HDPE materials exploit their tridimensional profile to achieve high angular selectivity (solar transmittance below 20% at a 60° incidence angle at their most effective orientation), despite a high openness factor. This indicates the good potential of the product since combining void area and 3D texturing can provide performance similar to real shading devices. Another positive element is the reduced cost, but the lifetime is in the 5–10 years range.

The analysis outcome is that some of these systems (MMs, HDPEs, PL and, potentially, EXs) can effectively provide solar shading to glazed façades. Their performance can be optimized by changing the geometry, thickness, openness and orientation of these complex surfaces with a computational approach, suiting thermal, lighting or energy requirements [29]. Multi-objective algorithms can be implemented once the geometry has been built on a set of rules to create an optimized façade component [30,31]. Given the high number of variables these systems depend on, this study also highlights the need to develop numerical models able to accurately predict the optical behavior of 3D systems, as already achieved for conventional materials [14,19].

6. Conclusions

Innovative 3D materials are screened, classified and measured to understand their solar control potential and consequent application as a second building skin instead of conventional shading devices. These products vary in: used material (metal or plastic of different nature), system geometry, color and texture.

Measurements show that the openness factor is the driving parameter for optical solar properties at normal incidence and that such materials do not exhibit spectral selectivity (thus optical properties have the same value in the visible and solar range). The plissé metal grid has 20% solar transmittance; metal meshes have an average 70% solar transmittance; solar transmittance is in the 40–53% range for the remaining samples.
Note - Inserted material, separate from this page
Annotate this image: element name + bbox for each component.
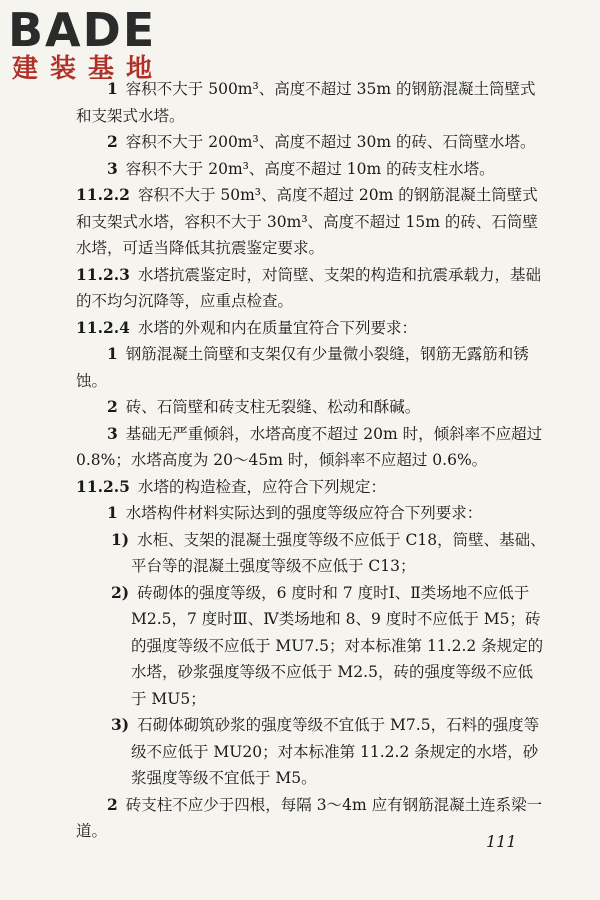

The solar reflectance values range from the very low values (1–2%) of the largely spaced plastic grid and to a range of 39–44% for the perforated metal sheets.

The angular transmittance also depends on the color, the optical behavior of the material and the three-dimensional texture of the material, due to mutual self-shading effects and inter-reflections. It is demonstrated that such systems underperform as static conventional shading systems; however, one of the metal meshes, the plissè grid and the plastic grid exhibit relevant angular selectivity, with transmittance decay at 60° in the 58–72% range compared to the normal incidence value. All the samples underperform as conventional shading systems made of horizontal slats and most of them exhibit moderate to low angular selectivity. Few samples, namely the metal mesh grid (MM_1), HDPE meshes (HD_1 and 2) and the plissé metal grid (PL) exhibit a transmittance decay in the 58–72% range at 60°, close to that of the conventional system.

According to the results, some of the tested samples exhibit interesting potential for solar protection; however, their complexity, their flexibility in the manufacturing process, as well as the number of variables determining the shading performance suggest the need for an early-stage design of the 3D structures in a performance-based approach to optimize energy performance and architectural integration.

Ultimately, the relevance of this study is to fill the gap on reliable optical solar properties of advanced 3D skins to be used for solar protection; the presented dataset can be used for:

(i)

Early-stage solar protection and energy performance analyses;

(ii)

Input data to take in these products in façade and building energy performance tools;

(iii)

Benchmark data to validate numerical models of the products analyzed.